Tofu contains 100 grams, about 13 grams of Protein. In addition, it is rich in potassium, what comes to your muscle function to Good.
In addition to the protein an important fiber that help to saturation, and the Slimming just stuck in vegetables. Also, for vitamins, minerals, carbohydrates and good fats is taken care of. The latter stuck around in nuts.
High-performance athletes or individuals who require a diet exceptionally high in protein, should sometimes rely on protein powders to ensure an ideal protein intake.
In General, it is recommended to use organic plants and products not built to pay attention to in order as possible in contact with pesticides and co.
Vegetable protein and health
Pros
- the normal daily requirement, with vegetables, cereals, legumes and nuts easy to cover – certain combinations to improve the biological value
- Vegetables, Tofu, and co. also provide vitamins, minerals, antioxidants and dietary fiber
- any amount of healthy fats, especially nuts
Contras
- in the case of an increased protein supplements may be necessary
- ‘Meat substitute’products often have less protein than the fleshy variant
- conventional vegetables can pesticide be charged
In total, therefore, to Strengthen both plant and animal Protein, and weaknesses.
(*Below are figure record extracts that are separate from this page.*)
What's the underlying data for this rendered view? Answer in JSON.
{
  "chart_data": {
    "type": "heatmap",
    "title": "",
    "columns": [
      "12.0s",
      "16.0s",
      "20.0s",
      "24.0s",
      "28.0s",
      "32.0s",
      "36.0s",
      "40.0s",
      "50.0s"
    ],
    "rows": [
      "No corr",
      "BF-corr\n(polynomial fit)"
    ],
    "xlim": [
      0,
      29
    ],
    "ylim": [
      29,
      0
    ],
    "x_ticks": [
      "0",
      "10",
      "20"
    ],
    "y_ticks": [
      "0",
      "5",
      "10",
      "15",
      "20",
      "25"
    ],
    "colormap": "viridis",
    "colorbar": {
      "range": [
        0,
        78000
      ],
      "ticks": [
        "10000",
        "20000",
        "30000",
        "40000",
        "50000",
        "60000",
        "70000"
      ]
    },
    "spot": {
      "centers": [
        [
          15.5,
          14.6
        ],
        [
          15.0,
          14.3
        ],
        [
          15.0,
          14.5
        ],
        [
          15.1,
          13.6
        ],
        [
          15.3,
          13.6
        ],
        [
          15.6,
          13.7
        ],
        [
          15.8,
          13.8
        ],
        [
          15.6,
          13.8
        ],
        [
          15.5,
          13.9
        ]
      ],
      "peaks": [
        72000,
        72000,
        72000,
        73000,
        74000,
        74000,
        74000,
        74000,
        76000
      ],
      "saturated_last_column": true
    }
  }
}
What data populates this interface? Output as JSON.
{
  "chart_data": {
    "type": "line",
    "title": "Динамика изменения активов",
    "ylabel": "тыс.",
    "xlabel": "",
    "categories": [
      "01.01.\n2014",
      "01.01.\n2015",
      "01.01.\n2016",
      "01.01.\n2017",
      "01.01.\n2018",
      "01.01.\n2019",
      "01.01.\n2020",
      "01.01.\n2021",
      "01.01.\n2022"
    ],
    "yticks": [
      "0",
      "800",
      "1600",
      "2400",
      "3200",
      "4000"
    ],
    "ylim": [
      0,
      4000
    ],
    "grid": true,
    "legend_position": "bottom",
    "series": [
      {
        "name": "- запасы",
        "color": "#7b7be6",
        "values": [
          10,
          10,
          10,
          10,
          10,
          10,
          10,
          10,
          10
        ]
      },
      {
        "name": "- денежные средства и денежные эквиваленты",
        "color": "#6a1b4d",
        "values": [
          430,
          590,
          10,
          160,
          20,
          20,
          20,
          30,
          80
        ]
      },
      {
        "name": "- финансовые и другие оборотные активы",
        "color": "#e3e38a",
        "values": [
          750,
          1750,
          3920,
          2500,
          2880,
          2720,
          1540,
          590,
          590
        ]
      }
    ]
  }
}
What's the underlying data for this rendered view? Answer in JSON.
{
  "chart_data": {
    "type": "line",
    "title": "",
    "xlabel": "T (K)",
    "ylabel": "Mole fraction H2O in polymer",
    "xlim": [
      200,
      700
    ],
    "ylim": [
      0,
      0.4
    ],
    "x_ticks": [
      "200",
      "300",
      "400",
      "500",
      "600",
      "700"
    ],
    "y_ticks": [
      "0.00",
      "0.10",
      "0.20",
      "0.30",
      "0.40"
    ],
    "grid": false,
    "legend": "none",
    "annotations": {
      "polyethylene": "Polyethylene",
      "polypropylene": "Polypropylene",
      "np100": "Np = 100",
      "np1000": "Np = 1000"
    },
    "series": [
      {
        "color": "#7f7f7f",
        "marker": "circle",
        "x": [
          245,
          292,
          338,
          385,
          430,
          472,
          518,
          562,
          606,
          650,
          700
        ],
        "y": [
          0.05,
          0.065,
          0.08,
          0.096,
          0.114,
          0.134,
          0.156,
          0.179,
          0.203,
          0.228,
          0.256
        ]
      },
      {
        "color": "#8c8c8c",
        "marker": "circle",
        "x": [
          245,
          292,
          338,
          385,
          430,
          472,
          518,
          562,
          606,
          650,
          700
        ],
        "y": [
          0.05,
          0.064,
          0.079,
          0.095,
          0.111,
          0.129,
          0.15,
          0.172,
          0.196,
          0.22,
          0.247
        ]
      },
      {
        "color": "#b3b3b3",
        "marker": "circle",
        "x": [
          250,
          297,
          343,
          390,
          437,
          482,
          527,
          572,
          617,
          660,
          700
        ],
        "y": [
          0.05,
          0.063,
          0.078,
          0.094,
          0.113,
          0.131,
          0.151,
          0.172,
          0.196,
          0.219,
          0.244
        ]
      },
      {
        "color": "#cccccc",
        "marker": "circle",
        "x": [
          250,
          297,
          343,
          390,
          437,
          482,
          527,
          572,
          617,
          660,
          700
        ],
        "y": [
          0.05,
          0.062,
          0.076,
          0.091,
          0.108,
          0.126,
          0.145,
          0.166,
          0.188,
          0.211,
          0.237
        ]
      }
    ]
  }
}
It is important for both variants, to ensure a holistic perspective.
That is to say: he Who eats daily Burger, may be able to meet its protein budget, you do your body in the long run, nevertheless, not a Favor.
Vegetable protein, in contrast, scores with fiber, healthy fats, minerals and cell-protecting nutrients and is also better for the environment.
Olivia Samnick
*The post “For strong muscles: Is vegetable Protein is healthier than animal?” is published by FitForFun. Contact with the executives here.